Out in the west, mountain pine beetles are killing off trees. More than 38,000 square miles of forested land out have been affected by these beetles, which target trees that happen to be important to these ecosystems and create great brown blotches across the verdant landscape. It's not just bad for trees: those brown blotches are particularly prone to wildfires.
This year’s farm bill designated 45.6 million acres—that's 71,250 square miles—of forest across the National Forest System for restoration. These forested areas were targeted because they are facing down massive epidemics, either from disease or insects like the pine beetles. Without interventions like this one, the future isn’t looking all that rosy for beetle-infested trees.
From Bloomberg Businessweek:
Recent winters haven’t been cold enough to kill off the beetles. The average U.S. temperature has increased by as much as 1.9 degrees Fahrenheit since 1895, with most of the warmest winters occurring since 1970, according to the National Climate Assessment the Obama administration issued in May. The warmer winters allow beetles to proliferate at higher elevations and latitudes, resulting in more generations per year in some areas, according to a 2011 Forest Service report.
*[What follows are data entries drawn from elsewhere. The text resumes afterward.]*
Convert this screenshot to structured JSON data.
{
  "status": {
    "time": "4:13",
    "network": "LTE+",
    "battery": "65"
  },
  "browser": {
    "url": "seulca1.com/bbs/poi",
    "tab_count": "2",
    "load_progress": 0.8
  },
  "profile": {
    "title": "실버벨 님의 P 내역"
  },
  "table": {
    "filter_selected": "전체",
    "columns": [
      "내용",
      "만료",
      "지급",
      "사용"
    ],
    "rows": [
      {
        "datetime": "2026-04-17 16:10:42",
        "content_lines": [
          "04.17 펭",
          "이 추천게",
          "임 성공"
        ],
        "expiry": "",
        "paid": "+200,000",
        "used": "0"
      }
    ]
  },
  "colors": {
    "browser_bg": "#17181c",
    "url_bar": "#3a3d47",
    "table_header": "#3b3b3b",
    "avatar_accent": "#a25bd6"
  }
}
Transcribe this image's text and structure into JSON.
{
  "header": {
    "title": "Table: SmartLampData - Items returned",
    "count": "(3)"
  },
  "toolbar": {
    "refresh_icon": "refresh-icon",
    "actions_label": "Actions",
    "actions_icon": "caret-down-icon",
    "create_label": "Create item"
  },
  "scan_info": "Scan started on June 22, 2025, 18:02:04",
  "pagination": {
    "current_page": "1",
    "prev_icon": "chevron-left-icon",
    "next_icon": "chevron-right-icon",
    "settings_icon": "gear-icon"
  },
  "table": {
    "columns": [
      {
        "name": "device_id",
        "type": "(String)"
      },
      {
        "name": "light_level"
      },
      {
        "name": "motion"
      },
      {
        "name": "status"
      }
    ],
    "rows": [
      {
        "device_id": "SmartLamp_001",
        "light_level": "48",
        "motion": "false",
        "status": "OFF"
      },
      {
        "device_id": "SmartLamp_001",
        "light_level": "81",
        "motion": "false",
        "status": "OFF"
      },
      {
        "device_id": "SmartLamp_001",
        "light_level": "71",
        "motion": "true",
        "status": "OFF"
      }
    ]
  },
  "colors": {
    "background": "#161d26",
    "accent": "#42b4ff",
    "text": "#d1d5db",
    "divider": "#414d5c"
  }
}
As their habitat expands due to climate change, scientists are monitoring the beetles’ spread using satellite imagery to track areas of dead trees. Fighting an entrenched epidemic is hard enough, but politics makes everything just a little bit more difficult. Governors might be quite pleased with the farm bill's new designations, but the Forest Service makes it clear that:
The designated areas will not immediately result in treatment, nor are the designations a commitment to treat all acres within designated areas.
No funding for restoration projects has yet been appropriated, either, though the Forest Service has said that it “will continue to place priority on increasing the pace and scale of restoration.”